Credit: CORBIS

Living in a stimulating environment has cognitive benefits for humans and animals alike, and hippocampal neurons in particular show structural plasticity in response to environmental manipulations. Gogolla et al. now show that environmental enrichment produces a net global increase in synapse densities in the hippocampus, which at mossy-fibre–CA3 synapses depends on WNT signalling.

The authors used mice expressing green fluorescent protein in neuronal membranes, which allowed visualization of mossy fibres and their large mossy fibre terminals (LMT) onto CA3 pyramidal cells. They found that 3 weeks of environmental enrichment increased both the total number of synapses in the stratum lucidum and the density of LMT synapses onto pyramidal neurons. Because WNT proteins are known to be involved in synaptogenesis and plasticity, the authors investigated whether they contribute to enrichment-induced structural plasticity. They detected WNT7a/b immunoreactivity in hippocampal pyramidal cells and interneurons throughout the hippocampus but not in mossy fibres, which indicates that WNT is expressed postsynaptically at mossy-fibre–CA3 synapses. Importantly, environmental enrichment increased WNT7b levels specifically in CA3 pyramidal cells.

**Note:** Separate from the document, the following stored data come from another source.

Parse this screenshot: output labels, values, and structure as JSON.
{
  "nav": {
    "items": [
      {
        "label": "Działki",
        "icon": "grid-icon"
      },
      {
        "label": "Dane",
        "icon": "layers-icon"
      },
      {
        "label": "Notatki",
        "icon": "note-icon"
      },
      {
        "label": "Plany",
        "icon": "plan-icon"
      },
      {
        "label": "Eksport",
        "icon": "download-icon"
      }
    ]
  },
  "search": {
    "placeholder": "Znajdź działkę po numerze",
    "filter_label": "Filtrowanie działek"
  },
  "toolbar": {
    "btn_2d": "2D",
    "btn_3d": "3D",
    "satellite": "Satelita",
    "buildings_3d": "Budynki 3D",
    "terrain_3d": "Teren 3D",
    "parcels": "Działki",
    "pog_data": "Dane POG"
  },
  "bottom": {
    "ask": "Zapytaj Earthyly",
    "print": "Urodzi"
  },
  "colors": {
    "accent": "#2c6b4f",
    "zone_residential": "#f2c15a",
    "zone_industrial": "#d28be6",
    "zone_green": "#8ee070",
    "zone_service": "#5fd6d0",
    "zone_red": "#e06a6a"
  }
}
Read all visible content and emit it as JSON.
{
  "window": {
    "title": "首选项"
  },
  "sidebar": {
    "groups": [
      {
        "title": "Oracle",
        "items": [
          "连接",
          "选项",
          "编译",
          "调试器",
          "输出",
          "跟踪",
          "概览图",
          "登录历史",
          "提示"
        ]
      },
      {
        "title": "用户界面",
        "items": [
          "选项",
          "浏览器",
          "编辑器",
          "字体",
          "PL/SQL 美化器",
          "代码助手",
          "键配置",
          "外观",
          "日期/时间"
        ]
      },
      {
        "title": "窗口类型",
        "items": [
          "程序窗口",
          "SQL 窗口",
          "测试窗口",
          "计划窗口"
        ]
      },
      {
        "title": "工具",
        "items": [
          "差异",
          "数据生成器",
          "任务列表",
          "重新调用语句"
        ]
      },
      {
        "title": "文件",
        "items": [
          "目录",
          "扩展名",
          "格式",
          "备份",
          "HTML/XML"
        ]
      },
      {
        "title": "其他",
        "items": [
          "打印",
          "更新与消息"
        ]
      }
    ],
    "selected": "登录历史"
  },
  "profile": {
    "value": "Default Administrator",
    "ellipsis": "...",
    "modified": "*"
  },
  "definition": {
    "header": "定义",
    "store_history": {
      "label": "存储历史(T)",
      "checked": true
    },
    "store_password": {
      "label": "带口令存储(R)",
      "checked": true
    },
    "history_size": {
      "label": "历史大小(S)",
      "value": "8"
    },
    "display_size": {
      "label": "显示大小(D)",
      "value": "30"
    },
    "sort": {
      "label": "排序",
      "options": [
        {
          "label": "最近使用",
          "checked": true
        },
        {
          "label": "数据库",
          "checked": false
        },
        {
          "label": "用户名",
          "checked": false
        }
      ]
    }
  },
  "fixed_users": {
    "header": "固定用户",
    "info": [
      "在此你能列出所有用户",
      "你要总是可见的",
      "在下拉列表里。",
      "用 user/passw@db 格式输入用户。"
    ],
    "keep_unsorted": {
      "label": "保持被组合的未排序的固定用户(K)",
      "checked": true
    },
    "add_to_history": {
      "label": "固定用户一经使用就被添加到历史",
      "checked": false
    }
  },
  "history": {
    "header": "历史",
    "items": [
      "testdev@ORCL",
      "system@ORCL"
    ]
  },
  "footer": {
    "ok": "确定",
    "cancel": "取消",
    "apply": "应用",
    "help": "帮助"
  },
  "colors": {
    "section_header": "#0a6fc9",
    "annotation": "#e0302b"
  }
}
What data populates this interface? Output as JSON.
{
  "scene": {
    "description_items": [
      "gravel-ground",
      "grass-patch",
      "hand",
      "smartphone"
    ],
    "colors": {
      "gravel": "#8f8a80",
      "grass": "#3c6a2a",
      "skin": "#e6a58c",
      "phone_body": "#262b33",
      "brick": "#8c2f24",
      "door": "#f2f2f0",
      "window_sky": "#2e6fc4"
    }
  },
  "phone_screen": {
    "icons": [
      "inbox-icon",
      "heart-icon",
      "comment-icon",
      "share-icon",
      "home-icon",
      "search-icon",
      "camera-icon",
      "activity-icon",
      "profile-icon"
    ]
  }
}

Administration of a WNT signalling inhibitor directly into CA3 throughout the enrichment procedure suppressed its effects on synapse numbers, whereas recombinant WNT7a or a WNT-signalling agonist in control mice (that is, without environmental enrichment) mimicked them. After termination of the enrichment procedure, LMT synapse numbers and CA3 WNT7a/b levels eventually returned to their baseline; inhibition of WNT signalling after environmental enrichment accelerated this reversal, suggesting that WNT7 signalling is required to both induce and maintain the enrichment-induced synaptic increases.

Suppressing synaptic activity in hippocampal slices with the sodium-channel blocker TTX reduced WNT7a/b immunoreactivity in CA3 neurons, whereas enhancing it with GABA receptor antagonists increased it. Together, the findings from this study indicate that environmental-enrichment-induced excitatory activity increases postsynaptic WNT7a/b levels, and the resulting WNT signalling in turn regulates LMT synapse numbers.

Improved spatial learning and memory is a well-established effect of environmental enrichment. Considering the crucial role of mossy-fibre input to CA3 pyramidal cells in pattern separation, WNT may be a key player in at least one of the cognitive effects of experience-dependent plasticity.